En 2012, François Hollande avait obtenu 62% des voix à Aulnay-sous-bois: un score à la hauteur de "l'immense espoir" qu'avait suscitée sa candidature, dans des banlieues qui "voulaient tourner la page Sarkozy", selon Oussouf Siby.

"Cinq ans plus tard, une bonne partie du bilan a déçu", analyse le militant PS, qui reconnaît une "blessure" dans l'électorat, voire "un sentiment de trahison".

- Jeunes "dégoûtés" -

Cet enfant des cités nord d'Aulnay comprend la rancoeur de ces quartiers à forte population immigrée. "Les gens nous disent: +Vous nous avez promis le vote des étrangers et on a eu la déchéance de nationalité+, c'est dur à entendre quand on est de gauche", raconte ce fervent hamoniste, pour qui Manuel Valls a "trop divisé" durant le quinquennat.

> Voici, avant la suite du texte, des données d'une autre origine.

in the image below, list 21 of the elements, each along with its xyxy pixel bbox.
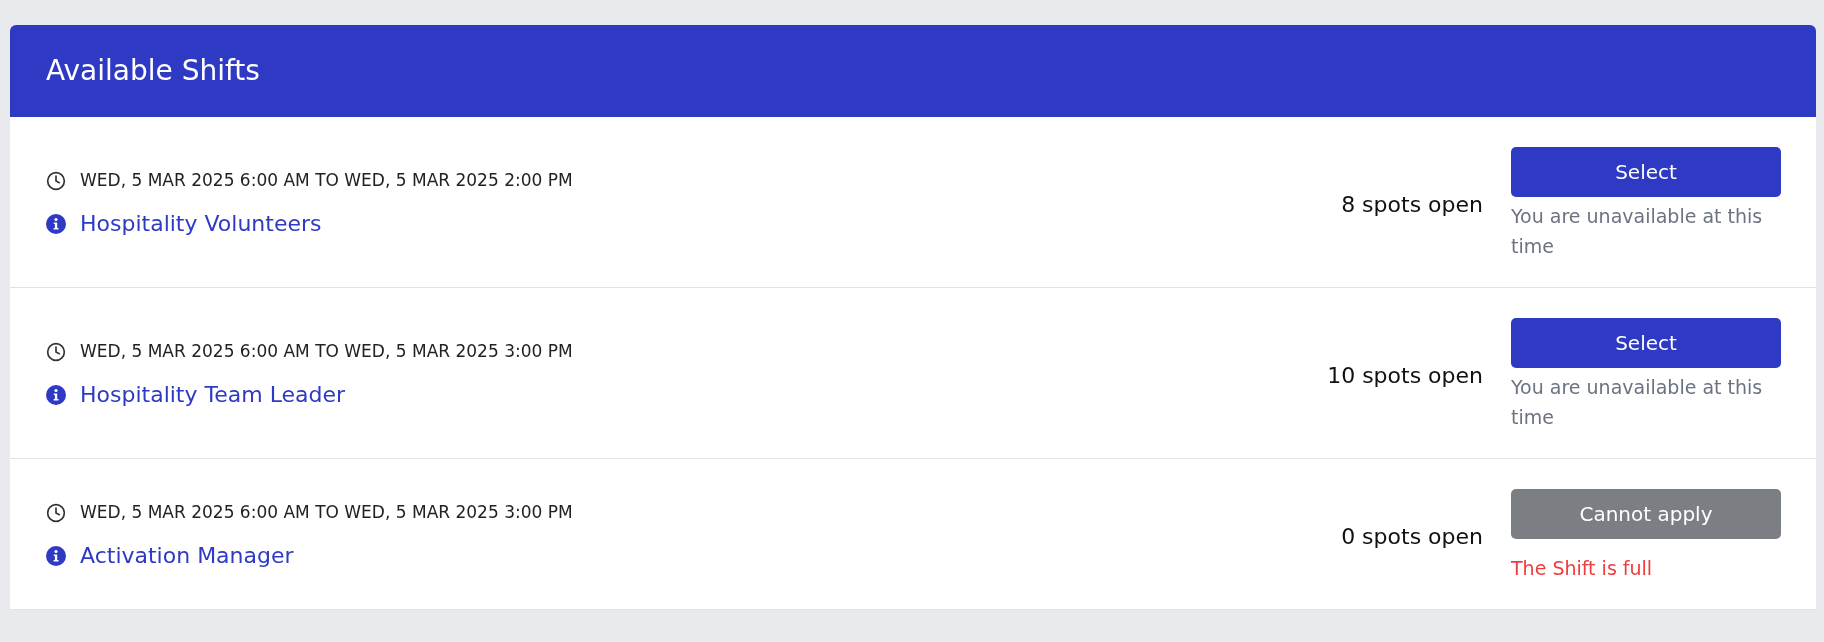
spots-open: 8 spots open [1341, 190, 1483, 219]
select-button[interactable]: Select [1511, 318, 1781, 368]
shift-time: WED, 5 MAR 2025 6:00 AM TO WED, 5 MAR 2025 3:00 PM [80, 500, 573, 524]
clock-icon [46, 341, 66, 362]
card-title: Available Shifts [46, 53, 260, 89]
shift-note: The Shift is full [1511, 556, 1654, 581]
shift-time: WED, 5 MAR 2025 6:00 AM TO WED, 5 MAR 2025 2:00 PM [80, 168, 573, 192]
spots-open: 10 spots open [1327, 361, 1483, 390]
shift-time: WED, 5 MAR 2025 6:00 AM TO WED, 5 MAR 2025 3:00 PM [80, 339, 573, 363]
shift-name-link[interactable]: Hospitality Volunteers [80, 207, 322, 241]
select-button[interactable]: Select [1511, 147, 1781, 197]
spots-open: 0 spots open [1341, 522, 1483, 551]
clock-icon [46, 170, 66, 191]
clock-icon [46, 502, 66, 523]
info-icon [46, 213, 66, 234]
shift-name-link[interactable]: Hospitality Team Leader [80, 378, 346, 412]
info-icon [46, 384, 66, 405]
info-icon [46, 545, 66, 566]
shift-note: You are unavailable at this time [1511, 204, 1764, 259]
shift-name-link[interactable]: Activation Manager [80, 539, 294, 573]
shift-note: You are unavailable at this time [1511, 375, 1764, 430]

Droit de vote des étrangers, récépissé lors des contrôles d'identité... Laetitia, 24 ans, hausse les épaules à l'évocation des promesses non tenues. "Ce sont des politiciens", soupire-t-elle, en regrettant qu'"on ne parle pas des problèmes des cités, des jeunes" dans cette campagne.

On est ici dans la ville de "l'affaire Théo", ce jeune homme noir dont l'interpellation brutale avait provoqué des violences urbaines en février. "Vous avez vu comment il a été arrêté? Les jeunes sont dégoûtés", s'emporte un grand-père, qui en veut pour preuve ses trois enfants, jeunes adultes, "qui ne votent pas".

"Cette affaire va peser", estime Oussouf Siby, pour qui "le premier fléau dans les quartiers c'est l'abstention, qui est très forte, militante", avec près de 65% à Aulnay lors des régionales de 2015.

Et dans cette campagne plombée par les affaires, les militants eux-mêmes ont du mal à cacher leur vague à l'âme.

- Vote utile -

"On espère que la campagne va vraiment démarrer parce que là, ça se passe au ministère de la Justice...", déplore Tahar, grand gaillard volubile, lors d'une réunion de section où Oussouf incite ses troupes à aller "expliquer le programme de Benoît", qui "parle aux jeunes, aux moins jeunes, avec des solutions crédibles".

"Je mène campagne parce que je le dois mais je me dis que ça ne mène nulle part", soupire Mokthar dans son costume gris, qui a "l'impression que rien ne se passe, qu'on ne fait rien".

Impatience aussi chez Sadi, la cinquantaine souriante, face aux divisions du PS. "Je suis un peu déçu que Hollande ne soutienne pas Hamon. Ca donne un boulevard au FN".

Dans cette ville encore marquée par la fermeture des usines PSA en 2013, "c'est notre électorat qui est parti, les bas salaires, les ouvriers, qui votent Marine Le Pen sans complexes", avertit Tahar.

Face à ce "risque FN", "certains camarades se disent qu'il vaut mieux mettre un bulletin Macron plutôt que Hamon", soupire Oussouf Siby, qui déplore: "On veut nous imposer le vote utile". Mais "ce que propose Macron c'est Fillon en +light+".

Dans la salle éclairée au néon, un vieux monsieur prend la parole. Macron ne promet pas "la politique sociale la pire", assure-t-il. "Il a été ministre de Hollande quand même!".